C’est alors que rentre en jeu la critique du jazz, c’est-à-dire le discours blanc sur les musiques noires. Elle va raboter le jazz pour le faire rentrer dans la catégorie occidentale « d’art » (catégorie supposée détachée des autres aspects de la vie sociale), c’est-à-dire le couper de ses déterminations sociales et politiques. Pour ensuite s’attacher à édicter les critères de ce qu’est le « vrai » jazz.

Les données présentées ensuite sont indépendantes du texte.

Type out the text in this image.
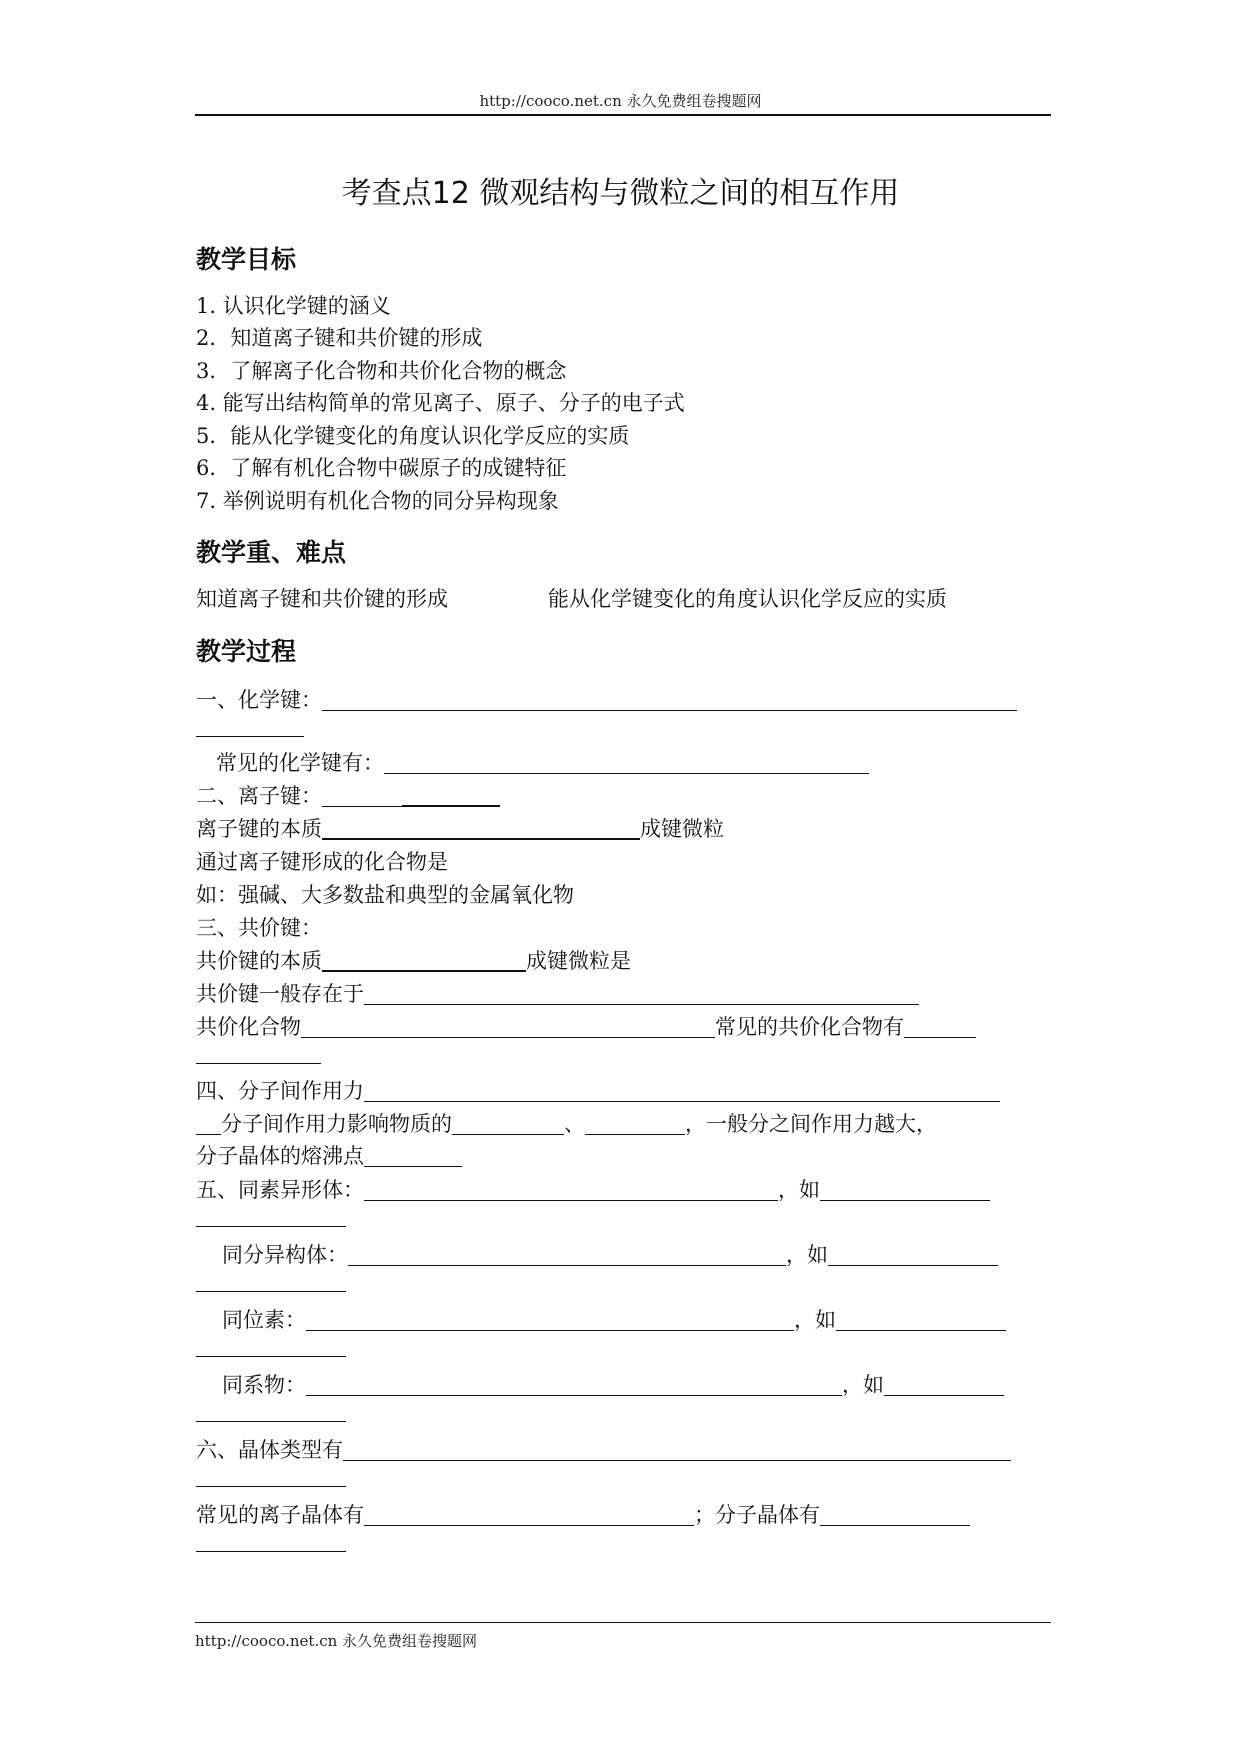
http://cooco.net.cn 永久免费组卷搜题网
考查点12 微观结构与微粒之间的相互作用
教学目标
1. 认识化学键的涵义
2．知道离子键和共价键的形成
3．了解离子化合物和共价化合物的概念
4. 能写出结构简单的常见离子、原子、分子的电子式
5．能从化学键变化的角度认识化学反应的实质
6．了解有机化合物中碳原子的成键特征
7. 举例说明有机化合物的同分异构现象
教学重、难点
知道离子键和共价键的形成	能从化学键变化的角度认识化学反应的实质
教学过程
一、化学键：
常见的化学键有：
二、离子键：
离子键的本质	成键微粒
通过离子键形成的化合物是
如：强碱、大多数盐和典型的金属氧化物
三、共价键：
共价键的本质	成键微粒是
共价键一般存在于
共价化合物	常见的共价化合物有
四、分子间作用力
分子间作用力影响物质的	、	，一般分之间作用力越大，
分子晶体的熔沸点
五、同素异形体：	，如
同分异构体：	，如
同位素：	，如
同系物：	，如
六、晶体类型有
常见的离子晶体有	；分子晶体有
http://cooco.net.cn 永久免费组卷搜题网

En effet, depuis l’effroi créé chez les tenants de la tradition swing par Charlie Parker et son be bop, jusqu’à ceux qui considèrent que le « vrais hip hop » est mort avec 2Pac et Biggie ou qui opposent reggae roots et dancehall8, les amateur·es blanc·hes de musique ont toujours été enclins à distribuer des brevets d’authenticité aux formes établies des musiques noires pour mieux dénigrer leurs formes les plus novatrices et/ou populaires.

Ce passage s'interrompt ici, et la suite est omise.